On Saturday, Oakland Athletics catcher Bruce Maxwell joined the protest and became the first baseball player to kneel during the national anthem. Meanwhile, Trump also rescinded an invitation to Steph Curry and the NBA champion Golden State Warriors from the White House, triggering similar outrage from the basketball world during media day Monday.

What bothers Rowley, whose service included a stint in Bulgaria and Romania as part of Operation Atlantic Resolve aimed at reassuring NATO allies, is the divisive tone of the conversation and that “there’s no view that’s open to the other view by a large majority of Americans.”

He also feels it’s important that athletes make their opinions known, because “the purpose of a democracy is that people have a voice, you know?”

“Athletes using the platforms they have because of their athletic ability is a positive thing because they can use their platform to enact change for something they believe in, just like politicians do, just like anybody with any type of platform,” Rowley continued. “I think it’s 100 per cent a cop out for people to say athletes should stay in their own lane, actors should stay in their own lane, etc. Those people say that this actor or this athlete needs to stay in their own lane just because they’re saying something that their views don’t necessarily align with mine. People get a little too partisan with their leeway.”

That being said, Rowley feels strongly that any athlete taking a knee during the anthem should be well informed about what exactly they’re protesting against. As a fire support officer in the field artillery branch, his commanding officers demanded that when he came to them with a problem, he also come with a solution.

Anyone protesting should do the same, he argues.

“What I would like to see is athletes taking a knee saying these are my specific issues with certain problems we have in the United States, what can we do to fix it?” said Rowley. “Finding a solution is better than just protesting and bringing up the problem, because if you’re willing to bring up the problem, you should be part of the solution, as well.

“Give me a specific example and I will fight it with you. If it’s just an athlete taking a knee and giving some vague statement about it, then there’s nothing we can really fight together.”

That, of course, has been lost in the shuffle, as amid rising tensions on the Korean peninsula, an ongoing debate on revised health care and a new travel ban stealthily issued Sunday night, the discourse has been hijacked by a highly charged debate over anthem protests.

In turn, the issues initially raised by Kaepernick have been largely ignored amid the debate over whether or not the way the athletes are protesting is disrespectful to the country.

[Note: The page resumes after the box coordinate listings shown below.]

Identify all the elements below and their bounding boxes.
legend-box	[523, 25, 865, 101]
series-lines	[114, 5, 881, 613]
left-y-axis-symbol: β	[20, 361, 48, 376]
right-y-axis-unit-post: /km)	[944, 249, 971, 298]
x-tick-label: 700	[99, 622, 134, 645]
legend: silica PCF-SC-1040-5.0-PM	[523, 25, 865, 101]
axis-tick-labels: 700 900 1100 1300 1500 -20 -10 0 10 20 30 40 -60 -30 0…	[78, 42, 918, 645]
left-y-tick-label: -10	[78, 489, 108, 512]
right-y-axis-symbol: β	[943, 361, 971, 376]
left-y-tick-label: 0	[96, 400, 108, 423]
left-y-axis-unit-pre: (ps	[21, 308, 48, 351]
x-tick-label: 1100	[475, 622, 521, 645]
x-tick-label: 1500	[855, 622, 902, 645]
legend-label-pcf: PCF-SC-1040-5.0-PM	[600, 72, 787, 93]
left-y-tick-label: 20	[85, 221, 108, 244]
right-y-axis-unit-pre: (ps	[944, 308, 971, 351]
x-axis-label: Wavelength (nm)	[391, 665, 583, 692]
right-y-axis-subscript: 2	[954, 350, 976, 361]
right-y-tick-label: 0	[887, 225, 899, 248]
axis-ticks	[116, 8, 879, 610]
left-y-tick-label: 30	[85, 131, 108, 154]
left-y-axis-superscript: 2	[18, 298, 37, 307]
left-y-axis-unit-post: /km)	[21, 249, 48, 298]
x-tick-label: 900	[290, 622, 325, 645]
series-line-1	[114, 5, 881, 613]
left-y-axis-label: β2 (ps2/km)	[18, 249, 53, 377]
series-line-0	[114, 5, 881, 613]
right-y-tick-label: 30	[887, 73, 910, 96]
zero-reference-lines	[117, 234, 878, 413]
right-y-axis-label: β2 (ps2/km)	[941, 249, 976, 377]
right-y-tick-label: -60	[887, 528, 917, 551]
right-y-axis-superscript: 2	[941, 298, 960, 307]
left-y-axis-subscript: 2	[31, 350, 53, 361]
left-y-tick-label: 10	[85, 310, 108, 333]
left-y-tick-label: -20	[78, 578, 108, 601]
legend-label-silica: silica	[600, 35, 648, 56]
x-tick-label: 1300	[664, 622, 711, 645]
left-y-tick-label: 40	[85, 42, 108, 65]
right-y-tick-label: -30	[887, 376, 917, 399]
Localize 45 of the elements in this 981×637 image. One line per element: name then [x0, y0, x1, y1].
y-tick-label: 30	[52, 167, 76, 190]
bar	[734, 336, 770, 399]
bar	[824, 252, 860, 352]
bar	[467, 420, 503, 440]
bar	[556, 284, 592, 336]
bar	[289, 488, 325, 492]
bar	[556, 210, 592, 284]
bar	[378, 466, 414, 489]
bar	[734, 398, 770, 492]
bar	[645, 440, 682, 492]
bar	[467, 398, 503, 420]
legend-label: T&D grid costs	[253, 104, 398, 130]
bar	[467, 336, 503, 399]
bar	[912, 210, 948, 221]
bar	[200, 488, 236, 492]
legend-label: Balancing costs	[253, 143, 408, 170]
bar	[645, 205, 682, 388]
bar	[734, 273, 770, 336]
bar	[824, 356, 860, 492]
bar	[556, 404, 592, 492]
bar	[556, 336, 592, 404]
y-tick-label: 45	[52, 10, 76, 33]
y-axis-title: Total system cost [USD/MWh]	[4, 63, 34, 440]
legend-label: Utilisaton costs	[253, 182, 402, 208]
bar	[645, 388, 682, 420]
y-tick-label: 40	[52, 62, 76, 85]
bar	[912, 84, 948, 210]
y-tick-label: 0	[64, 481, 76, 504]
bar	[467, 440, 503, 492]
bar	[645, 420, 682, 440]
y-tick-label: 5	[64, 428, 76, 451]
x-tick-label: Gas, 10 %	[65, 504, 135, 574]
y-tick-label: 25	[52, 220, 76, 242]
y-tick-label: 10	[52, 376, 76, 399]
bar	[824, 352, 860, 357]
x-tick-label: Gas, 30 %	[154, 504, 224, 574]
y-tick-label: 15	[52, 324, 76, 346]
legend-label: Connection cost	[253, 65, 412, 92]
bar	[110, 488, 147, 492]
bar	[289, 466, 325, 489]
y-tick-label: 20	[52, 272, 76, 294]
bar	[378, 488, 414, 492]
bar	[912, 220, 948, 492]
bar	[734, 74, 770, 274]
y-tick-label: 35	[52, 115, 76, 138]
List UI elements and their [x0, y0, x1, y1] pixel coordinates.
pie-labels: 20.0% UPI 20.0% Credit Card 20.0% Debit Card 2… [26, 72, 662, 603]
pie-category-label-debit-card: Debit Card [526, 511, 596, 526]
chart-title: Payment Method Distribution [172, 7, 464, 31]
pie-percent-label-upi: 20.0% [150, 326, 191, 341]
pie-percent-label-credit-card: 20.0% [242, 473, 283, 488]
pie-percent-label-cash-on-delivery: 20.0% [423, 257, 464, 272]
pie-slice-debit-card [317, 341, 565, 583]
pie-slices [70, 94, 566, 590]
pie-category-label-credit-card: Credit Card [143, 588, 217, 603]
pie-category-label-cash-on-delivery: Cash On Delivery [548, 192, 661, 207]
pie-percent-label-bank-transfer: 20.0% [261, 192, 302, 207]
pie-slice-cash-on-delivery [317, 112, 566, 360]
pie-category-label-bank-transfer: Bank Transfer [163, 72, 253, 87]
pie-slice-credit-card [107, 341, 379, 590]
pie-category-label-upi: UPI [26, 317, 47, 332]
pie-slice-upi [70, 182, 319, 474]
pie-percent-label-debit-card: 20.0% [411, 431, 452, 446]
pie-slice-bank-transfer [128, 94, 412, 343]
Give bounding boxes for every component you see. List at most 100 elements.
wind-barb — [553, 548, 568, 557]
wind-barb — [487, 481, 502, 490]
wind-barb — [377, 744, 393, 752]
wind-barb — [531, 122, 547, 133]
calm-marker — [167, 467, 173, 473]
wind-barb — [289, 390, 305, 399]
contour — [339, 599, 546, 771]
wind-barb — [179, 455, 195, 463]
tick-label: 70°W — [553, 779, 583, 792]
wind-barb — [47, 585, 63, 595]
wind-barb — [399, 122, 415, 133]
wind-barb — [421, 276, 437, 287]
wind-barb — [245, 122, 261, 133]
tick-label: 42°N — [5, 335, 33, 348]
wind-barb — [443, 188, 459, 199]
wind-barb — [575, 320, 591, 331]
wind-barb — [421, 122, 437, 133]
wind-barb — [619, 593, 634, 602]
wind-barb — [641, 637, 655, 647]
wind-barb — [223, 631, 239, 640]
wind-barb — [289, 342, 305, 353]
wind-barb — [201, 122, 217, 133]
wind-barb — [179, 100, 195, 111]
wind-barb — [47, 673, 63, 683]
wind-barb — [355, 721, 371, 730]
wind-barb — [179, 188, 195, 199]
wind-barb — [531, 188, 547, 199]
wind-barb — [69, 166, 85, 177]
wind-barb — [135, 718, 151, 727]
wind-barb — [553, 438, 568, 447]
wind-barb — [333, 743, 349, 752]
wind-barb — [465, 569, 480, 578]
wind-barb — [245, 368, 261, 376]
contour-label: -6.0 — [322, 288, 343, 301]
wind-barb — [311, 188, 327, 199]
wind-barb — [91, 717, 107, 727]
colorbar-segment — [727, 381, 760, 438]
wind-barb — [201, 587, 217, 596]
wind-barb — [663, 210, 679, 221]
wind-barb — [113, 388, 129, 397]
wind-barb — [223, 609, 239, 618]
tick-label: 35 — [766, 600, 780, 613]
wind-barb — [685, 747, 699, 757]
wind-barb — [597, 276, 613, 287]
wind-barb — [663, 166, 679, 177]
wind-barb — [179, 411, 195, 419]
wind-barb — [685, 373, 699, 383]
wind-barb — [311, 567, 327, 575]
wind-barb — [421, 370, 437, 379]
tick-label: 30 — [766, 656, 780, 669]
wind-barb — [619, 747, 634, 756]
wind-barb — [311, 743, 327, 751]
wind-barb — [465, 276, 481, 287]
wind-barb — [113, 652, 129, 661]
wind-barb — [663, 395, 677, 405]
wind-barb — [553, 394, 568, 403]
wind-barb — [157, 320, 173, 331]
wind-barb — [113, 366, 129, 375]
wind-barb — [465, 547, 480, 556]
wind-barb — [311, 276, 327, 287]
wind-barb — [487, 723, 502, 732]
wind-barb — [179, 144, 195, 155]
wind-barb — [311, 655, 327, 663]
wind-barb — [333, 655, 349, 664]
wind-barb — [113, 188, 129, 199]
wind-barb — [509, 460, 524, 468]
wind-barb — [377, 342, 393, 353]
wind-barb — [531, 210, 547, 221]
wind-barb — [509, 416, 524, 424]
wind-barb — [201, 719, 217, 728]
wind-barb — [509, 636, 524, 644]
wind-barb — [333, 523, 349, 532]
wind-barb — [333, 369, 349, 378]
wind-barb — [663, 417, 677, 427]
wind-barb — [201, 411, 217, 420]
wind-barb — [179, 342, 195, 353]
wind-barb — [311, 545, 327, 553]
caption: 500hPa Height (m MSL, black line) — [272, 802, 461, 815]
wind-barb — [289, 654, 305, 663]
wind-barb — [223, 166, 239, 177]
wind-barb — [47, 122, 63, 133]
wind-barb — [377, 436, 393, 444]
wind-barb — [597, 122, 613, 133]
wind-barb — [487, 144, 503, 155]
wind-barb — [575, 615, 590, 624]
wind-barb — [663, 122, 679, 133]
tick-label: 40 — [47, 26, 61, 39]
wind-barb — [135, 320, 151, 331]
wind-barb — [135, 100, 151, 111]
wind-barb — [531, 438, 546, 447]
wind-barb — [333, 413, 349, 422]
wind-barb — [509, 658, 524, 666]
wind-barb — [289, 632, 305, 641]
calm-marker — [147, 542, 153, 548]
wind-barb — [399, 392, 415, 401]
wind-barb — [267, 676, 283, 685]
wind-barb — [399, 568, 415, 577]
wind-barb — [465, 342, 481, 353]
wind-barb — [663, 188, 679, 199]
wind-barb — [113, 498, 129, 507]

“They’ve been clear it’s not a disrespect to veterans, to the flag. They see a problem and that’s their way of addressing the problem. Their method of doing it is their own choice,” said Rowley. “If I wanted to enact social change, would I take a knee during the national anthem? Absolutely not. But I have a different background. I’ve served and I think that would be taken very differently. If that’s the way they want to raise awareness and create momentum for social change of a problem they see in the country, I don’t have a problem with it.”